Chapter 4. Storing mnoGoSearch data

Table of Contents

SQL storage types
General storage information
Various modes of words storage
Storage mode - single
Storage mode - multi
Storage mode - crc
Storage mode - crc-multi
Storage mode - cache
SQL structure notes
Additional features of non-CRC storage modes
Cache mode storage
Introduction
Cache mode word indexes structure
Cache mode tools
Starting cache mode
Optional usage of several splitters
Using run-splitter script
Doing search
mnoGoSearch performance issues
MySQL performance
Post-indexing optimization
SearchD support
Why using searchd
Starting searchd
Merging several databases
Distributed indexing
Oracle notes
Introduction
Compilation, Installation and Configuration
IBM DB2 notes

SQL storage types

General storage information

mnoGoSearch stores only unique words found in document. If the word appeares several times in the same document all it's weights in different parts of the document are binary ORed. It means that count of word appearence in the document does not affect it's weight. But the fact whether the word appeares in more important parts of the document (title,description etc) is taken in account however.
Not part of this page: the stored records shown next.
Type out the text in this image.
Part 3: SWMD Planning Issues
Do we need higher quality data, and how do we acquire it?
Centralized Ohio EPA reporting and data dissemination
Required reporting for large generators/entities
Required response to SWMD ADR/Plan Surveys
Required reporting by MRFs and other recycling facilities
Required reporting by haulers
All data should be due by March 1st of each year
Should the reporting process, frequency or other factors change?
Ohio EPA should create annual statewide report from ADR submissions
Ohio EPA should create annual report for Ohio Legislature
Various modes of words storage

There are different modes of word storage which are currently supported by mnoGoSearch: "single","multi","crc","crc-multi". Default mode is "single". Mode is to be selected by DBMode command in both indexer.conf and search.htm files.


Examples:
DBMode single
DBMode multi
DBMode crc
DBMode crc-multi

mnoGoSearch compiled with built-in database supports only "single","crc" and "crc-multi" modes. "multi" mode is not implemented in built-in database.

Storage mode - single

When "single" is specified, all words are stored in one table (or in text file in built-in database) with structure (url_id,word,weight), where url_id is the ID of the document which is refferenced by rec_id field in "url" table. Word has variable char(32) SQL type.

Storage mode - multi

If "multi" is selected, words will be located in different 13 tables depending of their lengths. Structures of these tables are the same with "single" mode, but fixed length char type is used, which is usually faster in most databases. This fact makes "multi" mode usually faster comparing with "single" mode. This mode is not implemented for built-in database.

Storage mode - crc

If "crc" mode is selected, mnoGoSearch will store 32 bit integer word IDs calculated by CRC32 algorythm instead of words. This mode requres less disc space and is faster than "single" and "multi" modes. mnoGoSearch uses the fact that CRC32 calculates quite unique check sums for different words. According to our tests there are only 250 pairs of words have the same CRC in the list of about 1.600.000 unique words. Most of these pairs (>90%) have at least one misspelled word. Words information is stored in the structure (url_id,word_id,weight), where word_id is 32 bit integer ID calculated by CRC32 algorythm. This mode is recommended for big search engines.

Storage mode - crc-multi

When "crc-multi" mode is selected, mnoGoSearch stores CRC32 word IDs in several tables (or binary files in built-in database) with the same to "crc" structures depending on word lengths like in "multi" mode. This mode usually is the most fast and recommended for big search engines.

Storage mode - cache

There is a new "cache" storage mode. It is the fastest one and it allows to index and quickly search through several millions documents. Take a look into Cache mode section for explanation.

SQL structure notes

Please note that we develop mnoGoSearch with MySQL as backend and often have no possibility to test each version with all of other supported databases. So, if there is no table definition in create/you_database directory, you may found MySQL definition for the same table and just adopt it for your backend. MySQL table definitions are always up-to-date.

Additional features of non-CRC storage modes

"single" mode in both SQL and build-in database as well as "multi" mode with SQL database support substring search. As far as "crc" and "crc-multi" do not store words themselves and use integer values generated by CRC32 algorythm instead, there is no possibility of substring search in these modes.